Grafiken und Bilder für Ihre Website optimieren

Grafiken und Bilder im Web optimal zu präsentieren, kann manchmal nicht ganz einfach sein. Gerade als Fotograf stelle ich es mir schwierig vor zwischen Ladezeit der Website und Bildqualität abzuwägen.

Bilder verkleinern und Bildgrößen optimal einstellen

Die modernen Kameras liefern von Haus aus technisch gute Bilder. Meistens ist die höchste Auflösung eingestellt. Was für den späteren Ausdruck der Bilder auch gut ist. Möchte man aber diese Bilder im Internet präsentieren, zum Beispiel in einem Blog, gilt es die Bilder oder Grafiken für das Web zu reduzieren.

Im Web benötigt man eine Auflösung von 72 dpi bzw. 144 dpi für Retinadisplays. Neben der Auflösung ist auch die Pixelanzahl bei Grafiken und Bildern im Web entscheidend. So sollte man darauf achten, dass diese ungefähr der Verwendungsgröße auf der Website entsprechen. Bei Slider-Bildern, die über den gesamten Bildschirm reichen, ist eine Größe von max. 2000 px angebracht.

Doch warum müssen wir die Grafiken und Bilder für das Web verkleinern? Erstens können Standardmonitore meist nur 72 dpi anzeigen und zweitens braucht eine Website mit großen Bildern länger zum Laden. Was wiederum ein Faktor bei der Suchmaschinenoptimierung ist.

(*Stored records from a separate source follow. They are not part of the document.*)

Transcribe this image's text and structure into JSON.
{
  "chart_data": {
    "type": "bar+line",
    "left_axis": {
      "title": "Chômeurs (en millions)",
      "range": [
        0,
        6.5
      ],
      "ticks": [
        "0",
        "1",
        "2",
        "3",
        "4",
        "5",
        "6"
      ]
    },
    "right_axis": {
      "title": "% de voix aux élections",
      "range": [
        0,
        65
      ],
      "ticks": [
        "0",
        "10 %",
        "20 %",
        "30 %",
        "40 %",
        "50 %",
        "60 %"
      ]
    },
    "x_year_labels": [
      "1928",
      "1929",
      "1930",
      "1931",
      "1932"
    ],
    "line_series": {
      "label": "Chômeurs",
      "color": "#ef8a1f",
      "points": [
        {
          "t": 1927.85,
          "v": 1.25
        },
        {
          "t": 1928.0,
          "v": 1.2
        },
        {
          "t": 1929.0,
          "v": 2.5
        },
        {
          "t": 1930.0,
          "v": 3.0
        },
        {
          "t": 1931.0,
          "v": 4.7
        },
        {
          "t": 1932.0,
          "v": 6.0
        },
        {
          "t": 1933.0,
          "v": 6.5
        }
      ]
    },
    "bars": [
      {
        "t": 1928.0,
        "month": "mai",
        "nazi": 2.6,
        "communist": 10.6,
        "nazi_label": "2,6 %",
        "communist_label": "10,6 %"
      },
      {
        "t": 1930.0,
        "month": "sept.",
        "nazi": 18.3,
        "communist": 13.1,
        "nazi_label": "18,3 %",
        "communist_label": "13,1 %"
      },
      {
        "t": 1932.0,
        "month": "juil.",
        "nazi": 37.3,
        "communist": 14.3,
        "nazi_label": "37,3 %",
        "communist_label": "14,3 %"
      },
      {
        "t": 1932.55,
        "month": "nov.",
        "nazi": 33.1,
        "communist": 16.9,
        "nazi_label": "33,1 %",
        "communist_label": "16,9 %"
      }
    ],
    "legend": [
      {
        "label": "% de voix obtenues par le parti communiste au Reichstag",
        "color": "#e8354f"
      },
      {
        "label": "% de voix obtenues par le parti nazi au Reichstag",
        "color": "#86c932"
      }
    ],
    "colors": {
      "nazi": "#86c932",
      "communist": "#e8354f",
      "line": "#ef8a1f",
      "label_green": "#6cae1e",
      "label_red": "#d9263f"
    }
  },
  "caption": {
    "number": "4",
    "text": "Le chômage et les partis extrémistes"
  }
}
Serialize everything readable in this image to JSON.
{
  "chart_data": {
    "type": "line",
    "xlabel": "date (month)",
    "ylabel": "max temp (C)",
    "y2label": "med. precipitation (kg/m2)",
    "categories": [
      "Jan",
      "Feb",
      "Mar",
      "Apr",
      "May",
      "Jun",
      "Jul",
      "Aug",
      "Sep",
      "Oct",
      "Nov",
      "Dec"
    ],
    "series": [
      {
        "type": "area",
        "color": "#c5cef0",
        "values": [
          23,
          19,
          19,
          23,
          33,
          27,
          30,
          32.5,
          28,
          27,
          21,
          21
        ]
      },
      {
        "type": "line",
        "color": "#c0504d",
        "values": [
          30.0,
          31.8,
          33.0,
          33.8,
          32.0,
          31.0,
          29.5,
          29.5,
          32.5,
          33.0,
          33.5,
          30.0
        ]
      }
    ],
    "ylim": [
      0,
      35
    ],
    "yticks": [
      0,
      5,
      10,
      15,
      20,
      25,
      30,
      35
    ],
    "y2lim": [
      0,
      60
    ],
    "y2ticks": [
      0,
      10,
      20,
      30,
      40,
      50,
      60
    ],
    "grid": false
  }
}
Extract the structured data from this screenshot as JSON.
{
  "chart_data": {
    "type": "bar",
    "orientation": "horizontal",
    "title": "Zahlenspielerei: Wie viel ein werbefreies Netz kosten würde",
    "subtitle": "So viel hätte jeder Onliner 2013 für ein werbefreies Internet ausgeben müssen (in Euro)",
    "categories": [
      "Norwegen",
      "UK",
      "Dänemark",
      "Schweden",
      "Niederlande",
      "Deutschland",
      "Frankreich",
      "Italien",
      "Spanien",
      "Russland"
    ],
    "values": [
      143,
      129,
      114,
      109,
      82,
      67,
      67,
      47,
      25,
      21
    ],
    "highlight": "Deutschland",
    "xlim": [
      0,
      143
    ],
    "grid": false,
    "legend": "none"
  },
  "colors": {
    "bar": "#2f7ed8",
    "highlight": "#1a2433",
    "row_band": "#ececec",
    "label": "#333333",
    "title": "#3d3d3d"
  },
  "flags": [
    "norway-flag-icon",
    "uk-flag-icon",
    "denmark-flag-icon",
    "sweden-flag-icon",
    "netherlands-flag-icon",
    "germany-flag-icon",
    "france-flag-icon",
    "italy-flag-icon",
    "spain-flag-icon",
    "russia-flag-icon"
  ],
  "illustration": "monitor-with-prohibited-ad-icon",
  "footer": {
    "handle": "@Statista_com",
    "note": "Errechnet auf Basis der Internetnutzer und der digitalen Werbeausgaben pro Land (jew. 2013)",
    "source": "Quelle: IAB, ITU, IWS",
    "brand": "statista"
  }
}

Grafiken und Bilder im Web – welches Bildformat ist das Richtige?

Im Internet können nur Standardbildformate angezeigt werden. Dazu gehören JPG, PNG und GIF.

Bilder im Format JPG werden mit einem Qualitätsverlust für das Web gespeichert. Hier sollte man also dringend darauf achten, dass die Bilder immer noch ansprechend aussehen.

PNG24 hingegen speichert verlustfrei, was natürlich auch eine höhere Datenmenge zur Folge hat. Für Grafiken ist das PNG besonders empfehlenswert, da es hier kaum Speicherplatz verwendet und exakte Linien darstellen kann. Wenn man Transparenzen einsetzen will, ist das PNG ebenfalls der richtige Partner.

Das GIF Format wird hauptsächlich bei kleinen animierten Grafiken für das Web verwendet.

Kleiner Tipp: In vielen Bildbearbeitungsprogrammen findet man die Funktion „Für Web und andere Geräte speichern“. Dabei sieht man gleich was einem nach dem Speichern erwartet und man kann die Qualität beim JPG nochmals beeinflussen.
Achten Sie auch beim Speichen auf den Namen. Umlaute (ä, ö, ü, ß) und Sonderzeichen können zu Problem beim Einbinden auf Ihrer Website führen.

Wie binde ich meine Grafiken und Bilder im Web optimal ein?

Die meisten Unternehmen arbeiten heutzutage mit Content Management Systemen (CMS). Diese erleichtern das Optimieren von Grafiken und Bildern im Web erheblich. Wichtig ist, dass man dem Bild einen Titel gibt und den Alt-Text beschreibt. Dabei kann man auf seine gewünschten Keywords zurückgreifen und diese optimal mit einbinden. Dann hat man auch gleich etwas für Google getan.